Delay in Round Robin Node

Hi All,

I have been working on Fleet management solutions.

Am using Node-red to listen the feed from the device and send it to my loadbalancer server.
My flow like below:

  1. Listener -> Round Robin Loadbalancer Node (25) -> Loadbalancer server
  2. From loadbalancer server, it stores in Database.

Listener listening 1 crore or more feeds than that in quick time.

The main issue is data listened time and data stored time in database are having 4 to 5 hours delay.
For example,
Device sent time = 02:50:00
Database store time = 07:50:00

I couldn't find where is delay or there any issue using Round Robin Node.

Regards,
Siva

When using a non-core node it is always a good idea to tell us what it is and how you have configured it. Is it node-red-contrib-something?

Hi Colin,

Load balancer node from node-red-contrib.

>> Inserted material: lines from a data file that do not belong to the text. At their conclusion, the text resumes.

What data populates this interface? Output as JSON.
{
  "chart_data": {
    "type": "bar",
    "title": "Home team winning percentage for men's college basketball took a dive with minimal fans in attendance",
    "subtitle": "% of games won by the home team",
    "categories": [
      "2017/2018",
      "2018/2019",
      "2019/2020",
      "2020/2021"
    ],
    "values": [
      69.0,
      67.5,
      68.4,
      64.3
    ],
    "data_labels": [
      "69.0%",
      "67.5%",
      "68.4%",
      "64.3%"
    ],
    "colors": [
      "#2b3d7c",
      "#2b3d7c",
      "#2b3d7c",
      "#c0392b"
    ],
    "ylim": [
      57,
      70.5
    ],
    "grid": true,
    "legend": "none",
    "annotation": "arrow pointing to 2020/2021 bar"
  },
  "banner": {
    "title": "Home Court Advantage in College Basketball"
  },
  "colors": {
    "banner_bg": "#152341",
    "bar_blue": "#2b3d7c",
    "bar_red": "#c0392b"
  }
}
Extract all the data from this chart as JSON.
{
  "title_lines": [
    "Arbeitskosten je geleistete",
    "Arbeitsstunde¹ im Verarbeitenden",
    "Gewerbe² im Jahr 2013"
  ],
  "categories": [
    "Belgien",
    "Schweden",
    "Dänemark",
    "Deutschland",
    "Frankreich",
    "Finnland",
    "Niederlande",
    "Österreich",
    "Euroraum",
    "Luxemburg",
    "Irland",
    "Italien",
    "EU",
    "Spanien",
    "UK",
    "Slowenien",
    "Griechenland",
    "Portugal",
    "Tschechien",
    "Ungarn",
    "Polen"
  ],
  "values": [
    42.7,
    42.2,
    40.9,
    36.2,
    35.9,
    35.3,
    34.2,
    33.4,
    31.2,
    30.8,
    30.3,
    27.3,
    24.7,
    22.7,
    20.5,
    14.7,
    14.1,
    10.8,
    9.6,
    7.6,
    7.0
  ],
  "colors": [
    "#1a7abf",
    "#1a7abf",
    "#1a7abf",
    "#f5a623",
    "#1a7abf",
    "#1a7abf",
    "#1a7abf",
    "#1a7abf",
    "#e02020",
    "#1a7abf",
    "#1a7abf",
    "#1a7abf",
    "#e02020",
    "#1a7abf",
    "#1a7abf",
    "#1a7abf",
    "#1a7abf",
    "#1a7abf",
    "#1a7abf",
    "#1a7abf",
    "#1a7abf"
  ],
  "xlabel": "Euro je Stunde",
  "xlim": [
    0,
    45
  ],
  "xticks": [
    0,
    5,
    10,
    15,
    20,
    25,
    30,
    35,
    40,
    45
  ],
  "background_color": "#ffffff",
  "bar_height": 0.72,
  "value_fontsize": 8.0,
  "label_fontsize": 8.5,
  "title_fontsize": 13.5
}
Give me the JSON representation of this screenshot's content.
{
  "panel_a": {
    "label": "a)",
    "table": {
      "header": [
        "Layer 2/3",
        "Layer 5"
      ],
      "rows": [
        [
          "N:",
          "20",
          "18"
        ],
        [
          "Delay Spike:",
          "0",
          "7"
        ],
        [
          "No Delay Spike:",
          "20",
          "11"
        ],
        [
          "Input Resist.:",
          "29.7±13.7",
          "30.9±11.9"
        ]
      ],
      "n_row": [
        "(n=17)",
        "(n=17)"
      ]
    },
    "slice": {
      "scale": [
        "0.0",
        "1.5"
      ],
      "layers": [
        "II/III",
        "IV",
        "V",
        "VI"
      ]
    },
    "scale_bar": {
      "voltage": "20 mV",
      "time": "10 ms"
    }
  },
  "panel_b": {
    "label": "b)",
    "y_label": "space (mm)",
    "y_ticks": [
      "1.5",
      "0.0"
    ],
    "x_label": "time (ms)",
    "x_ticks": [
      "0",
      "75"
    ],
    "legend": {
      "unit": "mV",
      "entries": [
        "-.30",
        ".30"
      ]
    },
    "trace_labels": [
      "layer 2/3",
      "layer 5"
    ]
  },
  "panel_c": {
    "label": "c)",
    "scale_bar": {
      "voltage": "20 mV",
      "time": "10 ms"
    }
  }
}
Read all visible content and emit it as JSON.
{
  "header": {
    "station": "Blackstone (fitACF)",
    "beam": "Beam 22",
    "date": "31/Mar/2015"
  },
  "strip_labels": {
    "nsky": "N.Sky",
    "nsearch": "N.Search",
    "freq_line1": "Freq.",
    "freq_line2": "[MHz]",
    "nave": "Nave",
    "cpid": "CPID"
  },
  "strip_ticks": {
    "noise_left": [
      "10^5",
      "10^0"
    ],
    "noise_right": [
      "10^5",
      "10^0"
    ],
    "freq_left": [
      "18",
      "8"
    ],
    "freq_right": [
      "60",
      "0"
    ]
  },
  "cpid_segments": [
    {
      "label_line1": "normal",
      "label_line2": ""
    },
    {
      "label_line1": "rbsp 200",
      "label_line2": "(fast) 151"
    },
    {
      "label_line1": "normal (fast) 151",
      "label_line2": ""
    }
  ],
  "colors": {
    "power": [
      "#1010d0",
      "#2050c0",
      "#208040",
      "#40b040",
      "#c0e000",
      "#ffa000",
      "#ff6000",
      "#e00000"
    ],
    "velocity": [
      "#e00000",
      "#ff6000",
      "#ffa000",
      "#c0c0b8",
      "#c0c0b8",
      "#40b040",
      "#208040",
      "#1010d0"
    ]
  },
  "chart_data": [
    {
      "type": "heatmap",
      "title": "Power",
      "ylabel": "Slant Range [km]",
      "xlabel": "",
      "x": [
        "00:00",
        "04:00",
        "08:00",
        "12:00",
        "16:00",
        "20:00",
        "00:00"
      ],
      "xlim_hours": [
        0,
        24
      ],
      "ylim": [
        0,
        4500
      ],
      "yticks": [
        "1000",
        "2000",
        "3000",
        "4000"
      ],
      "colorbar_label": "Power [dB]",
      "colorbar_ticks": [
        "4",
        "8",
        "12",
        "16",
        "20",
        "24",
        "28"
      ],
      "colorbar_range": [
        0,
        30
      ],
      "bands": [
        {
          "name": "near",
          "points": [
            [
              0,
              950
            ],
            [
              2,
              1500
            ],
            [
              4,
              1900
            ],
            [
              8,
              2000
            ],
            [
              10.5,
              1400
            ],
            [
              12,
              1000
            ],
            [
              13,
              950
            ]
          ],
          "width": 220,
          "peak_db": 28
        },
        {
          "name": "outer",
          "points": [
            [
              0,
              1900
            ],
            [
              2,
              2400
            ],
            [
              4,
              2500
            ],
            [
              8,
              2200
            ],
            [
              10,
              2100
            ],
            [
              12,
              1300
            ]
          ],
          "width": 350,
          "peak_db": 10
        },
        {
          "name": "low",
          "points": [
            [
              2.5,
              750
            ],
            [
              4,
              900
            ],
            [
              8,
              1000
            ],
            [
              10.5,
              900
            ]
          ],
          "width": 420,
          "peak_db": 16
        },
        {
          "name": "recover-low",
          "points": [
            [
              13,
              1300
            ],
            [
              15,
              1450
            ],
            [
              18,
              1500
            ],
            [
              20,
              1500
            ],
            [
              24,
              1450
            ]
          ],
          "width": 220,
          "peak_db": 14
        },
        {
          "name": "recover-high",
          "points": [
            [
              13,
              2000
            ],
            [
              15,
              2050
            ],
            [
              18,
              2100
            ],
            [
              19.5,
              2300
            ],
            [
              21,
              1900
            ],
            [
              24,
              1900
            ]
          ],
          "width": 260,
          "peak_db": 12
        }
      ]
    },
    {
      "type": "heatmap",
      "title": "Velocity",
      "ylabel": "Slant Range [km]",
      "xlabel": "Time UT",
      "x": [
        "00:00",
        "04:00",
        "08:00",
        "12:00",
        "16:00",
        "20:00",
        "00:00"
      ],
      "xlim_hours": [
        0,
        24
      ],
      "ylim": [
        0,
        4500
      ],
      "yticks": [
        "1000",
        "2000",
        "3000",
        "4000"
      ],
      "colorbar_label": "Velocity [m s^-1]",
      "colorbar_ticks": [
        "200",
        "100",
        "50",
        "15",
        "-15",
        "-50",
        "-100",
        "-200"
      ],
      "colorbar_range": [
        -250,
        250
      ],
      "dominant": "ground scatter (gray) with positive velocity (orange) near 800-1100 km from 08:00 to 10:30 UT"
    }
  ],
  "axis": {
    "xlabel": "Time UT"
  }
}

Am attaching the screenshot of part of flow.

party node = Load balancer node
portal = Loadbalancer server

Regards,
Siva

Can you give us the full name(s) of the extra nodes you are using - e.g node-red-contrib-xxxxx

Even better would be a link to them :slight_smile:

node-red-contrib-loadbalance

Is it possible that it is actually a timestamp issue rather than an actual delay? Something to do with timezone possibly.

I assume it's not a timestamp issue, among 1 crore packets, only 20% delayed.
Whether there is any limitations in number of connections in loadbalancer node or TCP Node

What timezone are you on? The difference in times is exactly the same by minutes but +5h apart. I'm guessing India as it'd be UTC+5 timezone.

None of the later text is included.